El mapa político argentino, que se había teñido de violeta hace sólo dos meses, se alteró notoriamente en la primera vuelta de ayer. Sergio Massa, el candidato-ministro que desde el 13 de agosto hilvanó una devaluación y una dramática aceleración de la suba de precios, dio vuelta el resultado electoral:pasó de ser el segundo más votado a ganar claramente por 6,6 puntos, estuvo a sólo 3 puntos y medio de ganar en primera vuelta y sumó, a pesar de la angustia de la crisis, más de 3 millones de votos.

La remontada de Massa ya sería notable en condiciones normales pero lo es aún más en el estado de situación que padece el país. Pero en sus votantes, al menos en los que sumó, no pareció gravitar el estado de la economía sino el hecho de que el candidato oficialista consiguió convertirse en el resguardo para evitar el ascenso del temible Javier Milei. “La gente votó lo que quería, pero también lo que no quería. Nos marcó un camino”, dijo anoche Massa, pareciendo leer correctamente las motivaciones de quienes lo acompañaron.

El voto bronca perdió contra el voto miedo que Milei despertó con un discurso que prometía explosiones, demoliciones y motosierras. En gran parte, fue el libertario el que con su campaña le dio vida y competitividad al ministro oficialista.

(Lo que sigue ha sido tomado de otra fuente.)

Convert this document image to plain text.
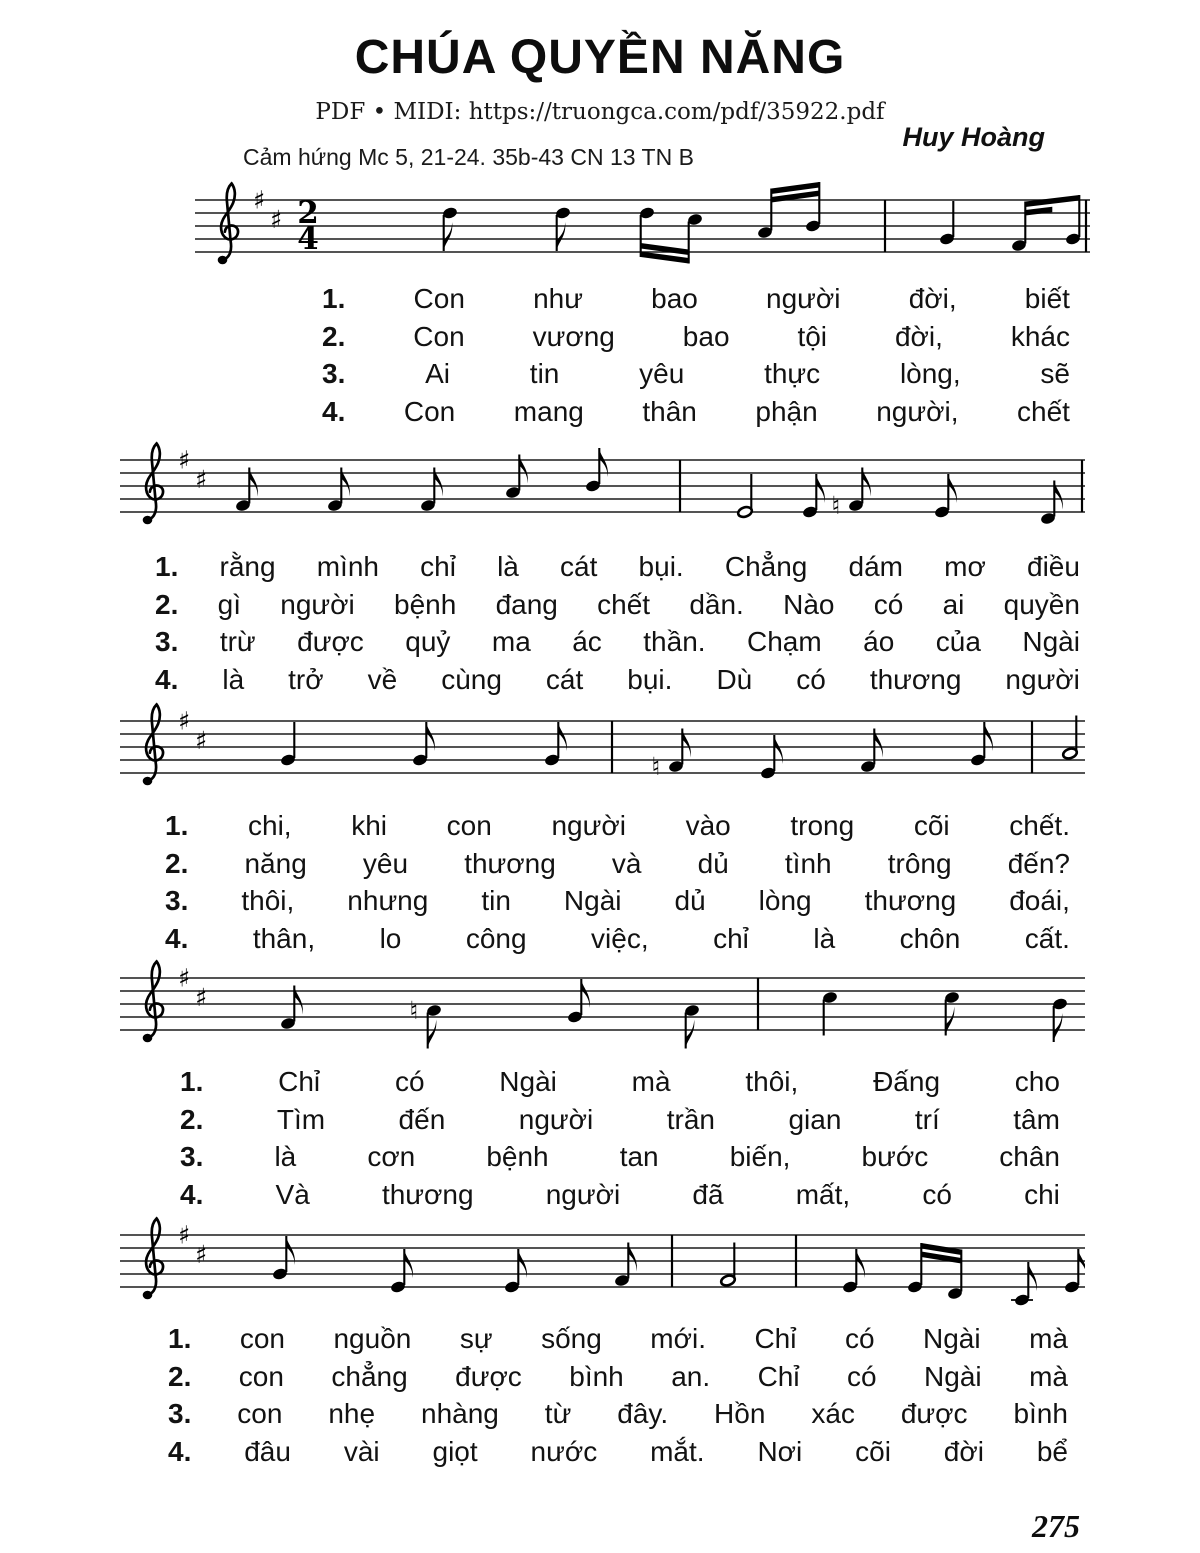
CHÚA QUYỀN NĂNG
PDF • MIDI: https://truongca.com/pdf/35922.pdf
Huy Hoàng
Cảm hứng Mc 5, 21-24. 35b-43 CN 13 TN B
♯
♯ 2
4
♯
♯
♮
♯
♯
♮
♯
♯	♮
♯
♯
1. Con như bao người đời, biết
2. Con vương bao tội đời, khác
3.	Ai	tin	yêu	thực	lòng,	sẽ
4. Con mang thân phận người, chết
1. rằng mình chỉ là cát bụi. Chẳng dám mơ điều
2. gì người bệnh đang chết dần. Nào có ai quyền
3. trừ được quỷ ma ác thần. Chạm áo của Ngài
4. là trở về cùng cát bụi. Dù có thương người
1. chi, khi con người vào trong cõi chết.
2. năng yêu thương và dủ tình trông đến?
3. thôi, nhưng tin Ngài dủ lòng thương đoái,
4. thân, lo công việc, chỉ là chôn cất.
1.	Chỉ	có	Ngài	mà	thôi,	Đấng	cho
2.	Tìm	đến	người	trần	gian	trí	tâm
3.	là	cơn	bệnh	tan	biến,	bước	chân
4.	Và	thương	người	đã	mất,	có	chi
1. con nguồn sự sống mới. Chỉ có Ngài mà
2. con chẳng được bình an. Chỉ có Ngài mà
3. con nhẹ nhàng từ đây. Hồn xác được bình
4. đâu vài giọt nước mắt. Nơi cõi đời bể
275
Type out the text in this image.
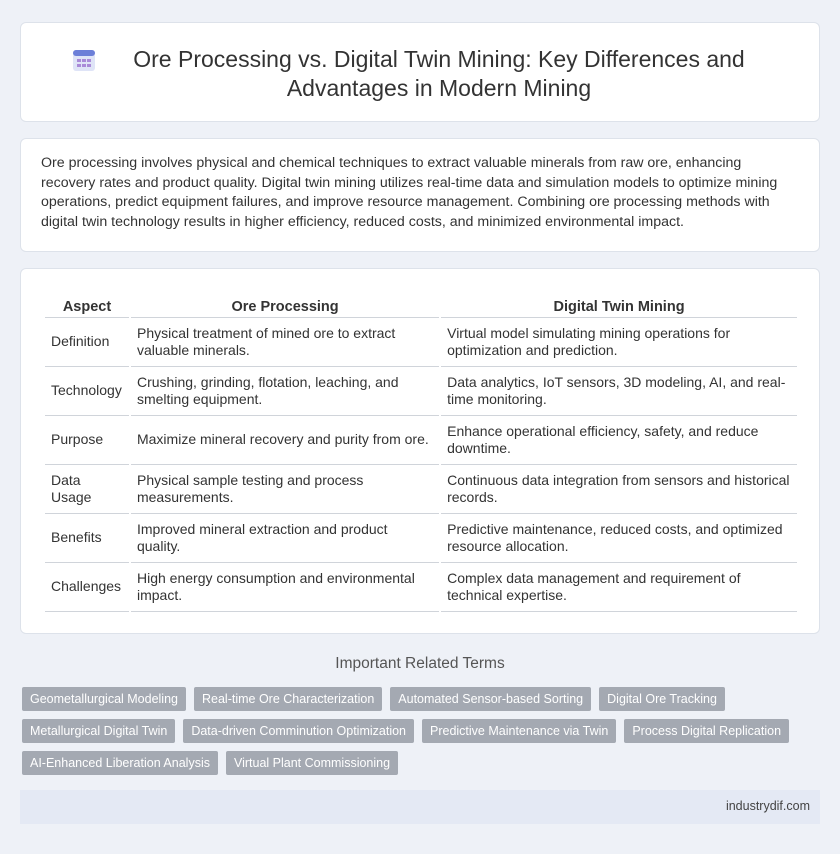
Ore Processing vs. Digital Twin Mining: Key Differences and Advantages in Modern Mining

Ore processing involves physical and chemical techniques to extract valuable minerals from raw ore, enhancing recovery rates and product quality. Digital twin mining utilizes real-time data and simulation models to optimize mining operations, predict equipment failures, and improve resource management. Combining ore processing methods with digital twin technology results in higher efficiency, reduced costs, and minimized environmental impact.

Aspect	Ore Processing	Digital Twin Mining
Definition	Physical treatment of mined ore to extract valuable minerals.	Virtual model simulating mining operations for optimization and prediction.
Technology	Crushing, grinding, flotation, leaching, and smelting equipment.	Data analytics, IoT sensors, 3D modeling, AI, and real-time monitoring.
Purpose	Maximize mineral recovery and purity from ore.	Enhance operational efficiency, safety, and reduce downtime.
Data Usage	Physical sample testing and process measurements.	Continuous data integration from sensors and historical records.
Benefits	Improved mineral extraction and product quality.	Predictive maintenance, reduced costs, and optimized resource allocation.
Challenges	High energy consumption and environmental impact.	Complex data management and requirement of technical expertise.
Important Related Terms
Geometallurgical Modeling	Real-time Ore Characterization	Automated Sensor-based Sorting	Digital Ore Tracking
Metallurgical Digital Twin	Data-driven Comminution Optimization	Predictive Maintenance via Twin	Process Digital Replication
AI-Enhanced Liberation Analysis	Virtual Plant Commissioning
industrydif.com
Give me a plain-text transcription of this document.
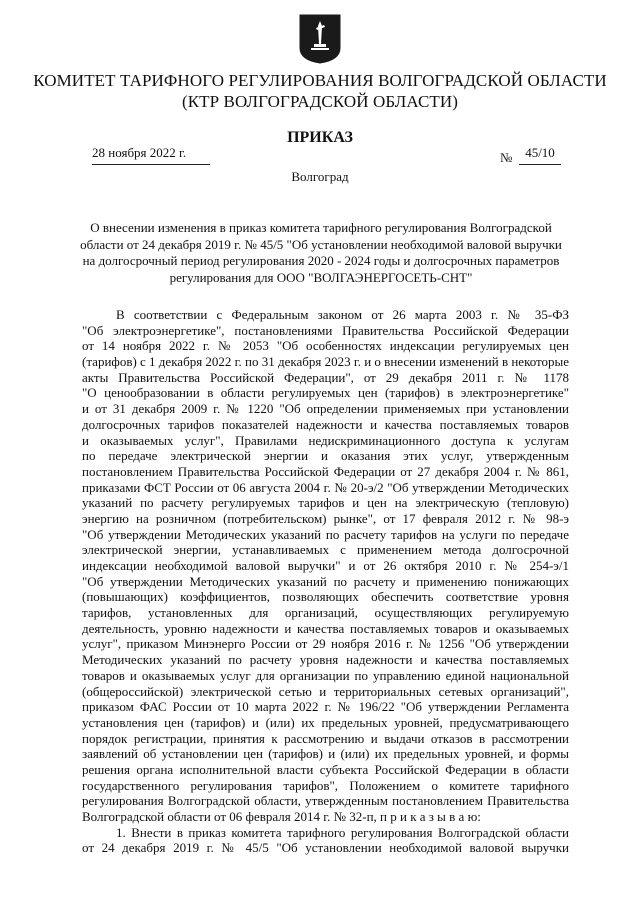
КОМИТЕТ ТАРИФНОГО РЕГУЛИРОВАНИЯ ВОЛГОГРАДСКОЙ ОБЛАСТИ
(КТР ВОЛГОГРАДСКОЙ ОБЛАСТИ)
ПРИКАЗ
28 ноября 2022 г.	№ 45/10
Волгоград
О внесении изменения в приказ комитета тарифного регулирования Волгоградской
области от 24 декабря 2019 г. № 45/5 "Об установлении необходимой валовой выручки
на долгосрочный период регулирования 2020 - 2024 годы и долгосрочных параметров
регулирования для ООО "ВОЛГАЭНЕРГОСЕТЬ-СНТ"
В соответствии с Федеральным законом от 26 марта 2003 г. № 35-ФЗ
"Об электроэнергетике", постановлениями Правительства Российской Федерации
от 14 ноября 2022 г. № 2053 "Об особенностях индексации регулируемых цен
(тарифов) с 1 декабря 2022 г. по 31 декабря 2023 г. и о внесении изменений в некоторые
акты Правительства Российской Федерации", от 29 декабря 2011 г. № 1178
"О ценообразовании в области регулируемых цен (тарифов) в электроэнергетике"
и от 31 декабря 2009 г. № 1220 "Об определении применяемых при установлении
долгосрочных тарифов показателей надежности и качества поставляемых товаров
и оказываемых услуг", Правилами недискриминационного доступа к услугам
по передаче электрической энергии и оказания этих услуг, утвержденным
постановлением Правительства Российской Федерации от 27 декабря 2004 г. № 861,
приказами ФСТ России от 06 августа 2004 г. № 20-э/2 "Об утверждении Методических
указаний по расчету регулируемых тарифов и цен на электрическую (тепловую)
энергию на розничном (потребительском) рынке", от 17 февраля 2012 г. № 98-э
"Об утверждении Методических указаний по расчету тарифов на услуги по передаче
электрической энергии, устанавливаемых с применением метода долгосрочной
индексации необходимой валовой выручки" и от 26 октября 2010 г. № 254-э/1
"Об утверждении Методических указаний по расчету и применению понижающих
(повышающих) коэффициентов, позволяющих обеспечить соответствие уровня
тарифов, установленных для организаций, осуществляющих регулируемую
деятельность, уровню надежности и качества поставляемых товаров и оказываемых
услуг", приказом Минэнерго России от 29 ноября 2016 г. № 1256 "Об утверждении
Методических указаний по расчету уровня надежности и качества поставляемых
товаров и оказываемых услуг для организации по управлению единой национальной
(общероссийской) электрической сетью и территориальных сетевых организаций",
приказом ФАС России от 10 марта 2022 г. № 196/22 "Об утверждении Регламента
установления цен (тарифов) и (или) их предельных уровней, предусматривающего
порядок регистрации, принятия к рассмотрению и выдачи отказов в рассмотрении
заявлений об установлении цен (тарифов) и (или) их предельных уровней, и формы
решения органа исполнительной власти субъекта Российской Федерации в области
государственного регулирования тарифов", Положением о комитете тарифного
регулирования Волгоградской области, утвержденным постановлением Правительства
Волгоградской области от 06 февраля 2014 г. № 32-п, п р и к а з ы в а ю:
1. Внести в приказ комитета тарифного регулирования Волгоградской области
от 24 декабря 2019 г. № 45/5 "Об установлении необходимой валовой выручки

Otro candidato que también tuvo un fuerte crecimiento entre las Paso y las generales fue el gobernador de Córdoba, Juan Schiaretti, que pasó de 907.437 votos en las primarias a 1.766.025 votos ayer. Entre una instancia y otra, el mandatario provincial, que se instaló en el radar del país a partir de los debates, duplicó su caudal de votos. Incorporó 859 mil a los que había tenido el 13 de agosto. Ysólo 100 mil se originaron en Córdoba.

Schiaretti provocó, con su participación en los debates, dos hechos políticos que pueden parecer contradictorios pero que constituyen dos caras de su crecimiento. Primero, con su insistencia sobre las bondades del modelo Córdoba, se convirtió en un meme. Explotaron los videos que le hacían rezar al gobernador la fórmula exacta para preparar un buen fernet. Eso le dio visibilidad. Pero, paralelamente, su discurso empezó a ser oído y lo que decía sonó sensato para un sector de la población. Tal vez el gobernador sedujo a un votante que no quería avalar a Unión por la Patria ni a Juntos por el Cambio pero al que Milei le provocaba estupor.

Ahora, con 1.779.000 votos, el gobernador es uno de los dirigentes valiosos de cara a la segunda vuelta, a quien buscarán seducir tanto Massa como Milei.

Una de las cuestiones por develar es cómo actuarán desde hoy Schiaretti y el gobernador electo, Martín Llaryora. ¿Cambiarán su posición con respecto a Massa, ahora que el candidato pareció despojarse de los últimos resabios de kirchnerismo y convocó a un gobierno amplio y de unidad? ¿Tenderán algún puente con Milei? ¿O preferirán la prescindencia?

El gobernador evitó anoche, en su discurso, las definiciones. Dijo que es hora de que en el Congreso se junten los que quieren un federalismo en serio. Pero, ¿qué pasará si alguno de los dos presidenciales atiende a esa agenda ahora, entre la primera vuelta y el balotaje? Massa les habló anoche directamente a los “votantes de Juan”; es de esperar que en las próximas horas intente hablar con el propio Juan y, además, con Llaryora, con quien parece tener más afinidad.

El resultado hizo que Schiaretti cumpliera con un doble objetivo:obtuvo un caudal de votos que le permite construir un bloque de cinco diputados nacionales y desde allí gravitar en la política nacional;pero, además, reafirmó que sigue siendo un dirigente con capacidad para movilizar a un alto número de votantes en su territorio. Por esa razón, al menos por ahora los dos líderes del peronismo cordobés, Schiaretti y Llaryora, tendrán un destino de coexistencia.

Un párrafo aparte merece Río Cuarto. Milei volvió a ganar pero el peronismo cordobés mostró capacidad de reacción y acortó distancias. Creció 6 puntos que le permitieron al schiarettismo elevar su performance y a Juan Manuel Llamosas anotarse la mejora como un mérito propio.